Perché molti – ve l’ho già detto più volte e ora, con le lacrime agli occhi, ve lo ripeto – si comportano da nemici della croce di Cristo. La loro sorte finale sarà la perdizione, il ventre è il loro dio. 
Si vantano di ciò di cui dovrebbero vergognarsi e non pensano che alle cose della terra. 
La nostra cittadinanza infatti è nei cieli e di là aspettiamo come salvatore il Signore Gesù Cristo, il quale trasfigurerà il nostro misero corpo per conformarlo al suo corpo glorioso, in virtù del potere che egli ha di sottomettere a sé tutte le cose.
Perciò, fratelli miei carissimi e tanto desiderati, mia gioia e mia corona, rimanete in questo modo saldi nel Signore, carissimi!"

La lettera ai Filippesi è un bellissimo e breve scritto di Paolo, indirizzato agli abitanti di Filippi, una città fiorente situata a nord della Grecia attuale, nella regione della Macedonia.
Colpisce in questa lettera la gioia per la condivisione fraterna, la consolazione che Paolo dimostra per la vicinanza di questi fratelli, pur essendo lui in catene a Roma.
Sta finendo il suo percorso di evangelizzazione che lo porterà al martirio, e si ricorda di questa comunità fondata nel suo secondo viaggio missionario, che aveva accolto l'annuncio della parola di Dio con grande trasporto.
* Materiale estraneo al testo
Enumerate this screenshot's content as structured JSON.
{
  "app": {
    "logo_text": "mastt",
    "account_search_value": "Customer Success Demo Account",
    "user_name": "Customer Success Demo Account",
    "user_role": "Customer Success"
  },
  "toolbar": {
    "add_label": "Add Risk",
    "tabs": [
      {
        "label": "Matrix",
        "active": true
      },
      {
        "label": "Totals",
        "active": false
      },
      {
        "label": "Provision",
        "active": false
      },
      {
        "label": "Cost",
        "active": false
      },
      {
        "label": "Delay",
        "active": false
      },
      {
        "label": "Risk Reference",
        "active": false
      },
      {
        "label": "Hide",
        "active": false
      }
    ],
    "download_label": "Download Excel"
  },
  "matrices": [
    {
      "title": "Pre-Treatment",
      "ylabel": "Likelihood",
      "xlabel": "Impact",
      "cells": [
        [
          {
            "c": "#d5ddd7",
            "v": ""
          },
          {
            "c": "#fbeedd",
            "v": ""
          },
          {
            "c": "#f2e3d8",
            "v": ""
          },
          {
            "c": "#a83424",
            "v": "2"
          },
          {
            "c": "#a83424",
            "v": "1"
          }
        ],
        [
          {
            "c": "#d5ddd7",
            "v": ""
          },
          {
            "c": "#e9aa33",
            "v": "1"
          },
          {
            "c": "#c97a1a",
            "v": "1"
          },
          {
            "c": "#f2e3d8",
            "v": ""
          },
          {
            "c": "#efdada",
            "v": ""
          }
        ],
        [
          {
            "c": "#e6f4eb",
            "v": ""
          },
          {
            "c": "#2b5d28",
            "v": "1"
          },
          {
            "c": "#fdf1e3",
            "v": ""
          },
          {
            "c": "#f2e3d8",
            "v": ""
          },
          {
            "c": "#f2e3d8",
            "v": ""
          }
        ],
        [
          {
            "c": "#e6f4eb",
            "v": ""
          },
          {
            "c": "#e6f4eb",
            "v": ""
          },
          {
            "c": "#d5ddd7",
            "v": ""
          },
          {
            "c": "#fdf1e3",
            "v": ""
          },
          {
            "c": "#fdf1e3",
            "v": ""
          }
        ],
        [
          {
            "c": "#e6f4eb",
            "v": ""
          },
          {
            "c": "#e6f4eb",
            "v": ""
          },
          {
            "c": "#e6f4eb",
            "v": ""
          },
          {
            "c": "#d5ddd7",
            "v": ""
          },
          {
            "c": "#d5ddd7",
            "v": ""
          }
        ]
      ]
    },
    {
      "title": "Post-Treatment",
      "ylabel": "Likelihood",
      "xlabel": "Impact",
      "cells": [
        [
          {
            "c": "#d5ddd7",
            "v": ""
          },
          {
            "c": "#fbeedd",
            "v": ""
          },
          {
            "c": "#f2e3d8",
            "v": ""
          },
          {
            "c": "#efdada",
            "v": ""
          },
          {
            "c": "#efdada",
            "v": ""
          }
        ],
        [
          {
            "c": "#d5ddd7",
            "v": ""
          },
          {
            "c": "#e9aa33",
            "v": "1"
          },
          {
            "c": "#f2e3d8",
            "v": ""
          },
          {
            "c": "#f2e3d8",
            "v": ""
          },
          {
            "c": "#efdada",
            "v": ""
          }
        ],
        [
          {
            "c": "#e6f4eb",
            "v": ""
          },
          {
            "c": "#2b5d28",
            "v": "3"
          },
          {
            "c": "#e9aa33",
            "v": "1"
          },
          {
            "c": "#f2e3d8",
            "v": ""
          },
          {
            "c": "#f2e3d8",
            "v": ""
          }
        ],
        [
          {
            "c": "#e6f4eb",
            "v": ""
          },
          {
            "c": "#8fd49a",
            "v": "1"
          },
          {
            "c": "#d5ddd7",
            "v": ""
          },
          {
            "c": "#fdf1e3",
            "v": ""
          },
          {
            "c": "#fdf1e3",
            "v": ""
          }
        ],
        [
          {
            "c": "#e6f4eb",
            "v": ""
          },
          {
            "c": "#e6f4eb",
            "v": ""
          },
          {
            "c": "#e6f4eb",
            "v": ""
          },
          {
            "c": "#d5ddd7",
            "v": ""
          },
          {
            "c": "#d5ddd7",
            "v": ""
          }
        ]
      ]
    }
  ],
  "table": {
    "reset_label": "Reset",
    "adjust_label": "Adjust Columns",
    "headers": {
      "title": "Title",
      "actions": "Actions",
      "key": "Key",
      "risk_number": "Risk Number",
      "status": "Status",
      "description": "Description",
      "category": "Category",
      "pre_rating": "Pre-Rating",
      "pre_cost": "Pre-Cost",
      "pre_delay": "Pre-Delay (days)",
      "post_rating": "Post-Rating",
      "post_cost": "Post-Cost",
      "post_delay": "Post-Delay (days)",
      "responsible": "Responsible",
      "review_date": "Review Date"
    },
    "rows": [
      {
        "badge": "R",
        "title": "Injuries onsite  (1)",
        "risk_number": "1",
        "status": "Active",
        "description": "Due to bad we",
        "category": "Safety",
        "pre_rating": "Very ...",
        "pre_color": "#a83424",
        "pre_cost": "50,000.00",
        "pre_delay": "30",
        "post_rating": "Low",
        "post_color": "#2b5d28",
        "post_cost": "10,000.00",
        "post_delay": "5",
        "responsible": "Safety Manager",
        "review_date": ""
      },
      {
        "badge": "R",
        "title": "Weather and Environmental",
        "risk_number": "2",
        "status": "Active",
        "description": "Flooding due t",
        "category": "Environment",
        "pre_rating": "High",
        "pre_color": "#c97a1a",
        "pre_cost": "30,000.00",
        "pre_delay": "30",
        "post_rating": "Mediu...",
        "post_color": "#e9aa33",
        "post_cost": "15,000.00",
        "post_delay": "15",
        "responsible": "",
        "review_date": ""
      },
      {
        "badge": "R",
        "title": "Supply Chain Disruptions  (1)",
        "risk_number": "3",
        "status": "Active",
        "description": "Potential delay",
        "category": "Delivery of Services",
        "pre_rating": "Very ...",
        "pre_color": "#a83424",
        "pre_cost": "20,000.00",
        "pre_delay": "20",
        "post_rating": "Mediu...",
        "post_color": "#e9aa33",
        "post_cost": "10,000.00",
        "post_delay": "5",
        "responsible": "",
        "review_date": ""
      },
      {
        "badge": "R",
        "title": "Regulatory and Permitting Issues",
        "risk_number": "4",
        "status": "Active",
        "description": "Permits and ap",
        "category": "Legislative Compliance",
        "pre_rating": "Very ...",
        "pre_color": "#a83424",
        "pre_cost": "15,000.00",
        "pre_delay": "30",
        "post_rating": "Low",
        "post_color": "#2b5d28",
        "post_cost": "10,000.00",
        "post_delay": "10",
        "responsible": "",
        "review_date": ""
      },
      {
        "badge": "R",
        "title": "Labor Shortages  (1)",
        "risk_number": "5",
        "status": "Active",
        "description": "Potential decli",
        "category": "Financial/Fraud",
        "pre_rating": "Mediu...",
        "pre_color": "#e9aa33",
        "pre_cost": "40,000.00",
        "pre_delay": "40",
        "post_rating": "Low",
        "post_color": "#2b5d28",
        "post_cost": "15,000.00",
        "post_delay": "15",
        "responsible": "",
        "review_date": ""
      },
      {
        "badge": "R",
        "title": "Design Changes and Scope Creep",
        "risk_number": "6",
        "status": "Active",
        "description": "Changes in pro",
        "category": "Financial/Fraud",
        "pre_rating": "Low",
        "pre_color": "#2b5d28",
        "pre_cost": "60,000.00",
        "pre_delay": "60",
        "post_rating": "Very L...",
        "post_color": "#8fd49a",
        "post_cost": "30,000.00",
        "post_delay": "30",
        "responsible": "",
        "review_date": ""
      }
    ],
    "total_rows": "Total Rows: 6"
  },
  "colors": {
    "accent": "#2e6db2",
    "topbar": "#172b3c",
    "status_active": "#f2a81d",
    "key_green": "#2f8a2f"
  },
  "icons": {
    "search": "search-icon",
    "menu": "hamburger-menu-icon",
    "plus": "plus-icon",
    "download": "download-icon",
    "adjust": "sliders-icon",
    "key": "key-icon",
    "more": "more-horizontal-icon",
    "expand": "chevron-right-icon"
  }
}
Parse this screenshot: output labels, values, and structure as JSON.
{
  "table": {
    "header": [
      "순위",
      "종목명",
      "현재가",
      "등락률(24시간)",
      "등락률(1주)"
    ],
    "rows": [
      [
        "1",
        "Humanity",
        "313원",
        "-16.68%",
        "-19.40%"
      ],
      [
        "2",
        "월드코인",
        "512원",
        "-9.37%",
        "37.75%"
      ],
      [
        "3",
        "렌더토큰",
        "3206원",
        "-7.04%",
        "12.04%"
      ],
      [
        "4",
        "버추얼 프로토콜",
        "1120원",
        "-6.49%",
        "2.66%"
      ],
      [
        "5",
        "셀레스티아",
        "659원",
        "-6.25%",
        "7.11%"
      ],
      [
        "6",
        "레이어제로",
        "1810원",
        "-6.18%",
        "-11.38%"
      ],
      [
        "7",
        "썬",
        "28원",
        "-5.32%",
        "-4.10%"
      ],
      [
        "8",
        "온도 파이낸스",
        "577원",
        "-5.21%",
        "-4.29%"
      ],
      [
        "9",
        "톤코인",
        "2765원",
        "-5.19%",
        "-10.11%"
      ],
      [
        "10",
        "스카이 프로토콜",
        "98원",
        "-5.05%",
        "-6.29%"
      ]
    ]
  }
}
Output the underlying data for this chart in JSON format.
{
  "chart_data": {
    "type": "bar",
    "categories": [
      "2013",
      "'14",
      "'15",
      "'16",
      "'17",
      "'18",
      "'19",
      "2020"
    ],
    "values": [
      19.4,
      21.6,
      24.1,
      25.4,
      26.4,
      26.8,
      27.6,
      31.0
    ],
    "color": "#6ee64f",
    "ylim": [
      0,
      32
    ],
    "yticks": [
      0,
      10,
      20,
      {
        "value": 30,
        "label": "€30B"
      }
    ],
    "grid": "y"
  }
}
L'incontro con Cristo ha cambiato profondamente il mondo interiore di Paolo, segnato dalla Legge e da precetti opprimenti fine a se stessi che erano d'intralcio alla conoscenza del Dio vivente.
Egli non si sente un arrivato, ma ha ormai lo sguardo fisso su Gesù e sulla sua misericordia.
La sua fede non è più incentrata su una prassi dettagliata di culti e segni che separavano dai pagani e facevano chiudere la religione ebraica in se stessa, ripiegata sul proprio "ventre".
Piuttosto lo sguardo è volto in alto, in ascolto e accoglimento della Grazia che proviene dal Padre.

Perciò Paolo può chiedere ai Filippesi di imitare il suo l'esempio e di quelli che hanno annunciato il Vangelo con lui.
Si crea così una catena di imitatori, un esempio, un contagio, che passa da credente a credente, perché tutti possano essere afferrati da Cristo.
Inoltre "imitatori" andrebbe tradotto letteralmente con "camminate come cammino io".
Il cristiani era chiamati, nei primi secoli, "quelli della Via" proprio perché seguivano la Via che è Cristo.
Paolo, che adesso conosce una via diversa dalle norme e i precetti, esorta a camminare come fa lui dietro al Maestro.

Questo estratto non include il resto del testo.